Do all BMW engines have VANOS?
Other than diesel engines, almost all BMW engines since 1993 have some variation of a VANOS system. With the exception of a few select models that still used the older version of a BMW engine after 1993.
What years did BMW use VANOS?
Introduced in 1992, the BMW M50 engine was the first to be introduced as the M50B20TU - the B20 designating a 2.0L displacement, TU is used on all BMW engine codes to identify engines fitted with VANOS.
The M50 engine was used in both the 3 series and 5 series of the era from 1992 onwards.
Double VANOS was first used in 1996, on the S50 engine found again in the 3 and 5 series, along with the famous E36 M3.
VANOS system maintenance
Like any ancillary system on a vehicle, maintenance is required to keep the VANOS working properly.
Common failure points, as mentioned include the solenoid valves and rubber seals.
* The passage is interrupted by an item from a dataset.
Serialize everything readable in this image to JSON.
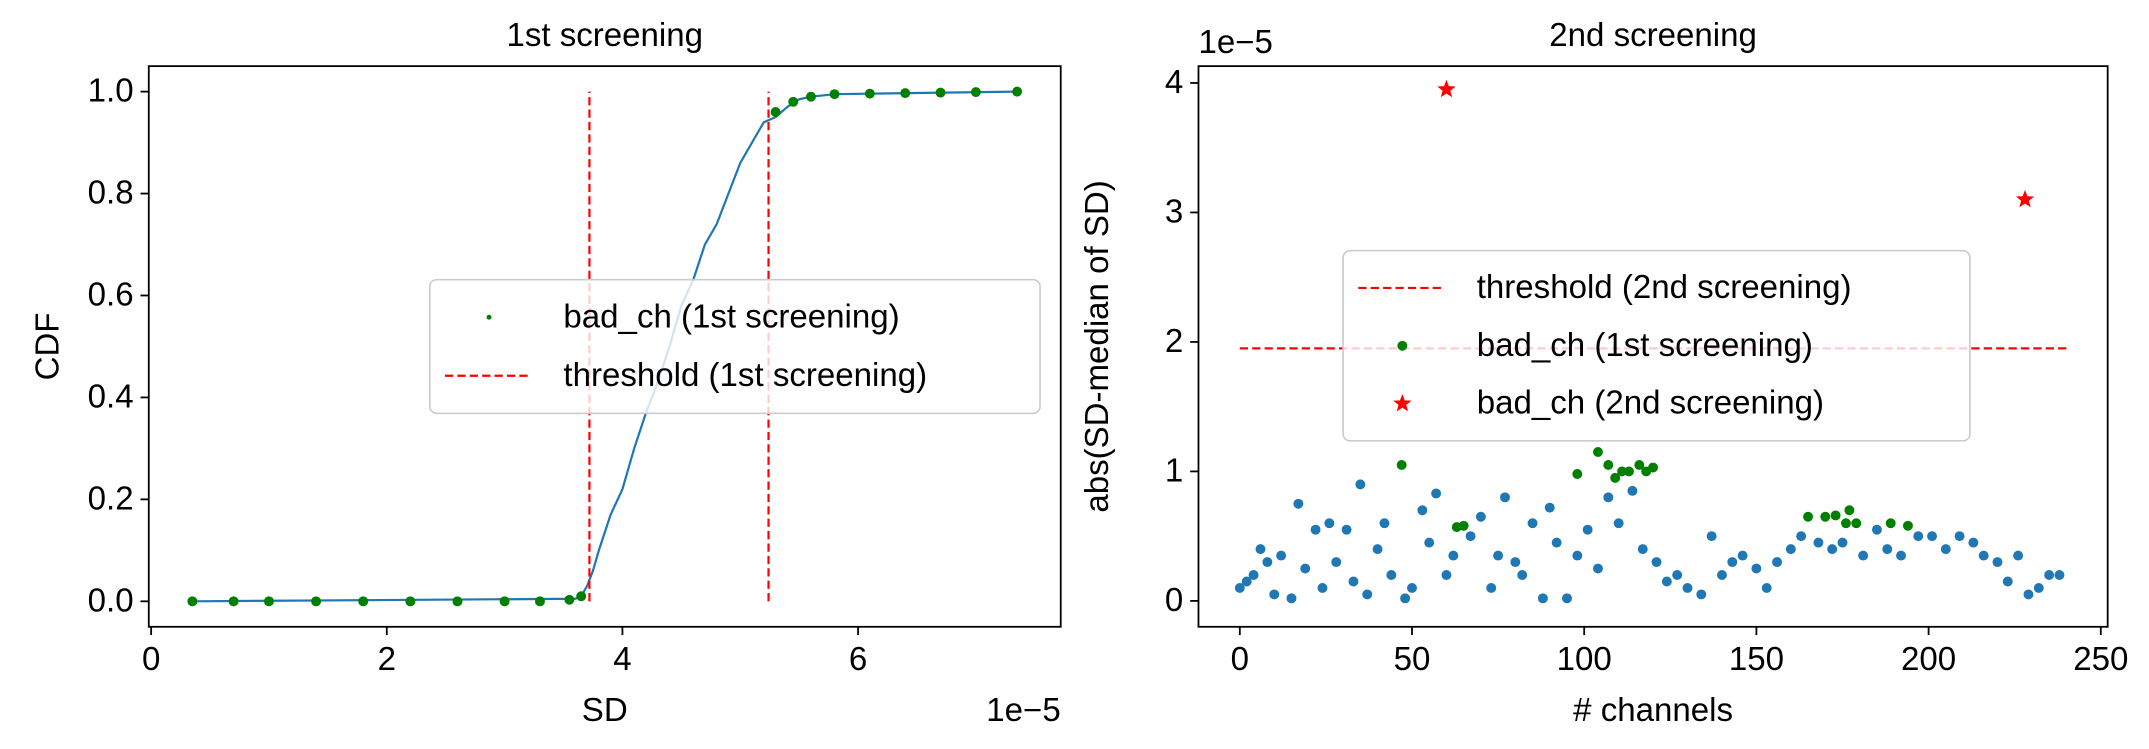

These are therefore the most important maintenance components.
Seal kits are available, and it is recommended they are replaced every 50,000 miles. If your car does not cover much mileage but is an older model, it may be worth replacing before these milestones.
To avoid complete solenoid failure, it is recommended that the solenoid valves for both the intake and exhaust VANOS systems are cleaned at semi-regular intervals.
These can become clogged with contaminants and over time, become slow or completely unresponsive. Any BMW specialist garage should be well aware of this procedure.